2015 GSA Annual Meeting in Baltimore, Maryland, USA (1-4 November 2015)

Paper No. 70-12
Presentation Time: 4:40 PM

INSECTS USING ONE ANOTHER DURING THE LATE CRETACEOUS: TRACE FOSSIL EVIDENCE OF PARASITOID (OR WAS IT CLEPTOPARASITE?) BEHAVIOR IN THE TWO MEDICINE FORMATION, MONTANA


MARTIN, Anthony J., Department of Environmental Sciences, Emory University, Atlanta, GA 30322 and VARRICCHIO, David J., Department of Earth Sciences, Montana State University, Bozeman, MT 59717, geoam@emory.edu

Parasitoids resemble parasites by devoting part of their life cycle in or on host organisms, but they normally kill their hosts. This behavior is exceedingly common in insects, particularly ichneumonid wasps. However, the timing of parasitoid evolution in wasps or other insects is still uncertain. For instance, ichneumonid wasps date to the Middle Jurassic, but whether these insects or their immediate descendants were parasitoids is unknown. Fortunately, trace fossils give additional clues of parasitoid presence and establish minimum times for when this or similar behaviors evolved. In our study we found persuasive ichnological evidence of parasitoids in the Two Medicine Formation (Campanian) of Montana. These trace fossils were in multiple outcrops of calcareous paleosols in the Willow Creek Anticline, a place better known for its dinosaur eggs and nests. Suspected parasitoid trace fossils consist of small cocoons inside larger ones, smaller-diameter holes in apices of larger cocoons, and smaller-diameter burrows connecting to larger cocoons and brooding chambers. Larger “host” cocoons are within a narrow size range (19-23 mm long, 10-12 mm wide), are identifiable as Rebuffoichnus isp., and were likely made by apocritans (wasps). Smaller, enclosed cocoons are also regularly sized (5-7 mm long, 3-4 mm wide). In one sample, host:enclosed cocoon volumes had a 11.7:1 ratio (n = 18).

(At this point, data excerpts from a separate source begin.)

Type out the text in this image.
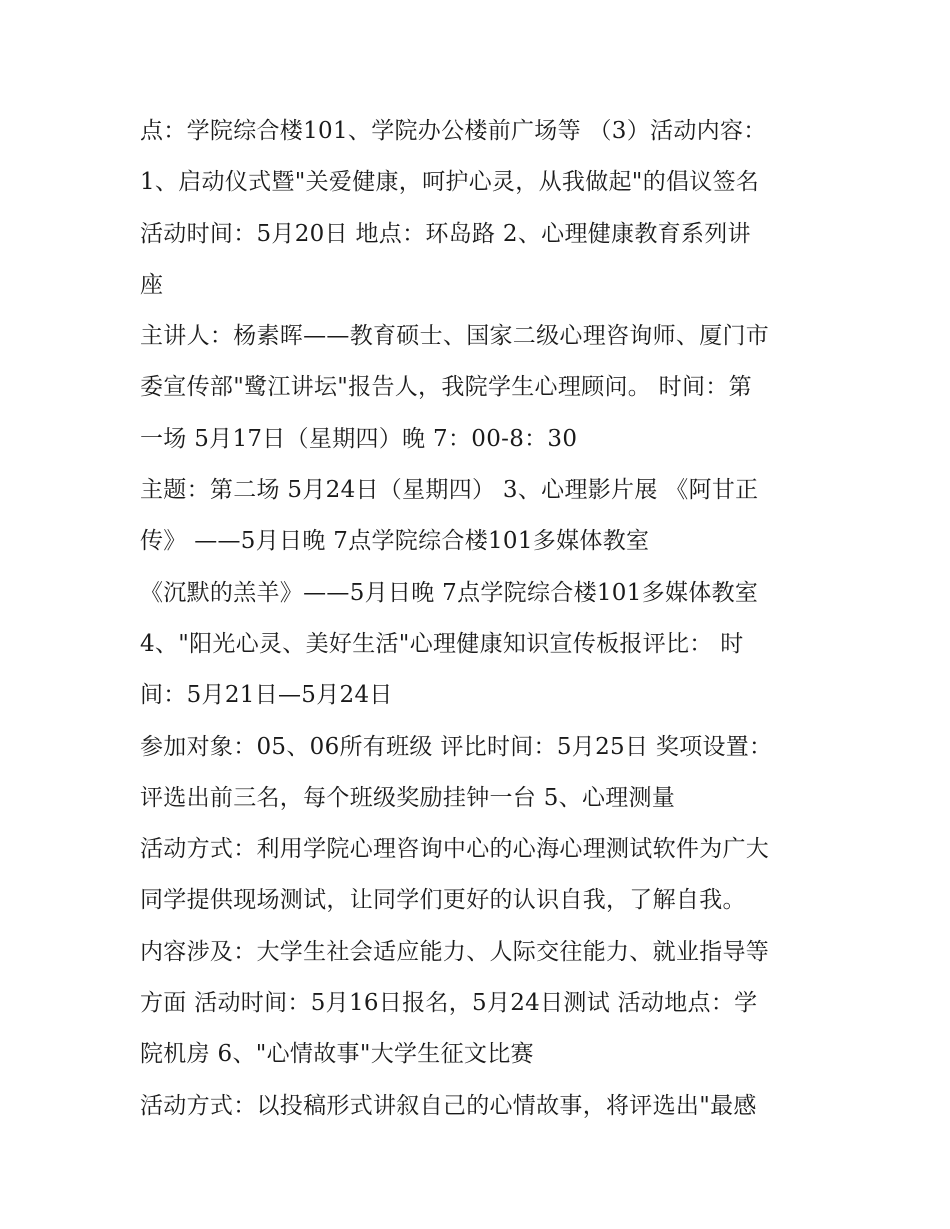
点：学院综合楼101、学院办公楼前广场等 （3）活动内容：
1、启动仪式暨"关爱健康，呵护心灵，从我做起"的倡议签名
活动时间：5月20日 地点：环岛路 2、心理健康教育系列讲
座
主讲人：杨素晖——教育硕士、国家二级心理咨询师、厦门市
委宣传部"鹭江讲坛"报告人，我院学生心理顾问。 时间：第
一场 5月17日（星期四）晚 7：00-8：30
主题：第二场 5月24日（星期四） 3、心理影片展 《阿甘正
传》 ——5月日晚 7点学院综合楼101多媒体教室
《沉默的羔羊》——5月日晚 7点学院综合楼101多媒体教室
4、"阳光心灵、美好生活"心理健康知识宣传板报评比： 时
间：5月21日—5月24日
参加对象：05、06所有班级 评比时间：5月25日 奖项设置：
评选出前三名，每个班级奖励挂钟一台 5、心理测量
活动方式：利用学院心理咨询中心的心海心理测试软件为广大
同学提供现场测试，让同学们更好的认识自我，了解自我。
内容涉及：大学生社会适应能力、人际交往能力、就业指导等
方面 活动时间：5月16日报名，5月24日测试 活动地点：学
院机房 6、"心情故事"大学生征文比赛
活动方式：以投稿形式讲叙自己的心情故事，将评选出"最感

Disparate sizes but predictable proportional differences in cocoons resemble those of modern parasitoid wasps, which are often smaller than their host insects. Holes in cocoons and small burrows are analogous to those made by parasitoids exiting cocoons. Alternative explanations for our observations are inquilines (“squatters”) that used spaces provided by larger cocoons for pupation, or cleptoparasitism, in which smaller insects stole food resources in brooding cells. Regardless, these trace fossils supply tantalizing evidence of insect-on-insect parasitoid behavior in the Mesozoic.